• India
  • Nov 19
  • Mathew Gregory

World Toilet Day - 19th Nov

World Toilet Day is a United Nations Observance that celebrates toilets and raises awareness of the 4.2 billion people living without access to safely managed sanitation. It is about taking action to tackle the global sanitation crisis and achieve Sustainable Development Goal 6: water and sanitation for all by 2030.

Mandate is for sustained sanitation and climate change

   ▪ Climate change is getting worse.

   ▪ Flood, drought and rising sea levels are threatening sanitation systems – from toilets to septic tanks to treatment plants.

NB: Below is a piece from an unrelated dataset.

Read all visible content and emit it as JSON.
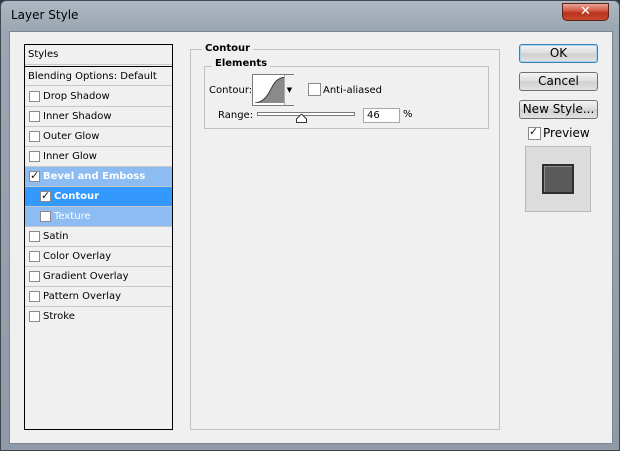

   ▪ Everyone must have sustainable sanitation that can withstand climate change and keep communities healthy and functioning.

   ▪ Sustainable sanitation systems also reuse waste to safely boost agriculture and reduce and capture emissions for greener energy.

Department of Drinking Water and Sanitation (DDWS), Ministry of Jal Shakti is celebrating 'World Toilet Day' on November 19, 2020 under 'Swachh Bharat Mission - Grameen (SBMG)' for promoting awareness on access to Safe Sanitation and felicitating districts/states for making significant contribution towards Swachhata.

Phase 2 of SBMG has been launched early this year for sustaining the gains made under Phase 1 (2014-19) with focus on ODF Sustainability and Solid and Liquid Waste Management (SLWM). Various campaigns focusing on construction and beautification of Community Sanitary Complexes (CSCs) have been undertaken countrywide over past one year like Swachh Sunder Samudayik Sauchalay (SSSS) and Samudayik Sauchalay Abhiyan (SSA).

Background

World Toilet Day exists to inform, engage and inspire people to take action toward achieving this goal. The UN General Assembly declared World Toilet Day an official UN day in 2013, after Singapore had tabled the resolution (its first resolution before the UN's General Assembly of 193 member states). Prior to that, World Toilet Day had been established unofficially by the World Toilet Organization (a Singapore-based NGO) in 2001.

Toilets are important because access to a safe functioning toilet has a positive impact on public health, human dignity, and personal safety, especially for women. Sanitation systems that do not safely treat excreta allow the spread of disease. Serious soil-transmitted diseases and waterborne diseases such as cholera, diarrhea, typhoid, dysentery and schistosomiasis can result.

(The author is a trainer for Civil Services aspirants. The views expressed here are personal.)